И бабенка, поерзав минут пять, деликатно удалилась. Может, будь она немного постарше, повздыхала и осталась бы, смиренно перебравшись на диван. А эта, видимо, полагала, что жизнь ее все же не до такой степени пока кончилась.
Но потребовалась еще пара отчаянных и безуспешных попыток продлить плотское счастье, прежде чем Аркадий Федорович зарекся подобным убийственным для оставшегося здоровья — не столько физического, сколько морального — образом бороться за это счастье, которое, тем более, уже не представлялось абсолютом, без которого немыслимо дальше жить.

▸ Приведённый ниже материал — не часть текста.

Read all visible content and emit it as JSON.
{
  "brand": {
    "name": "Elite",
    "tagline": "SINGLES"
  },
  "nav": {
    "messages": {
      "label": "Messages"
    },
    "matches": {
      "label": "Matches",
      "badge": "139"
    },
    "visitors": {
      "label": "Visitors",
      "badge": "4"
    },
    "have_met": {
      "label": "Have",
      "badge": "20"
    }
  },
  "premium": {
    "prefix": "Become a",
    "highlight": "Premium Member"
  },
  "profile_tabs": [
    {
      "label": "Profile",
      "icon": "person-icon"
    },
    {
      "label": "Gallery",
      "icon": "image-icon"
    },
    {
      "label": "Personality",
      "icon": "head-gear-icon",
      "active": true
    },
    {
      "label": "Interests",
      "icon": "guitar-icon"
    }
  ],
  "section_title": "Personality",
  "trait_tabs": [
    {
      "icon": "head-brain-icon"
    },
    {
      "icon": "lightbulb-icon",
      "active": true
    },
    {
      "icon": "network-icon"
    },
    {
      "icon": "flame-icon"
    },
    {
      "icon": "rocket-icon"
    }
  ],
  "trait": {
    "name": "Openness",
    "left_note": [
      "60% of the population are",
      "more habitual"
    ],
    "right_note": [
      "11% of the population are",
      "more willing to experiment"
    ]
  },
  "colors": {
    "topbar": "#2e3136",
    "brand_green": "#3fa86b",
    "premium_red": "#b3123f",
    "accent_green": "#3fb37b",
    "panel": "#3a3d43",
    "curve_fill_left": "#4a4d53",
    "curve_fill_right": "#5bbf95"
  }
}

Впрочем, нет, еще была мысль, почерпнутая, как обычно, из телевизора, откуда ж еще. А точнее — из рекламы. Но, когда Аркадий Федорович разузнал — что было вовсе не просто — сколько же стоит «Золотой конек», который так расхваливал артист Пуговкин, млея в окружении целой толпы первосортных телок, то сперва ужаснулся, после мигом произвел в уме несложные вычисления, которые показали, что «Золотой конек» сожрал бы личный годовой фонд таблеток от сердца, от головы, от живота и втирания от спины. Тотчас последнего искушения как не бывало.
Однако мы, пожалуй, слишком забежали вперед, даже на знаменательном рубеже эпох не притормозив, поэтому, возвращаясь назад к тому месту, где дружная семья брата Михаила в страдальческих позах застыла над грядками с клубникой «Викторией», надеемся заодно устранить пробел на социально-политическом фоне нашего рассказа…
А Мишка продолжал непринужденно и, по мнению некоторых, вызывающе вести трезвый образ жизни. На работе сделался гордым и неприступным в том смысле, что все вокруг стал оценивать не только с позиции совправа и, в частности, КЗоТа, но и — чем дальше, тем больше — с точки зрения «Конвенции о правах человека». Раздобыв и выучив ее чуть не наизусть, заодно ознакомившись с историей вопроса, то есть английской «Хартией вольности», североамериканским «Биллем о правах».
Потом, анализируя делающуюся на его глазах постмодернистскую историю родной страны, Мишка горько каламбурил, именуя сооружение, причудливо вырастающее в ходе бесконечного творчества «отборных» российских граждан, то «Былью о правах», то «Былью о правых», то «Биллем о нравах», то и вовсе «Пылью от бравых». В зависимости от конкретного исторического момента.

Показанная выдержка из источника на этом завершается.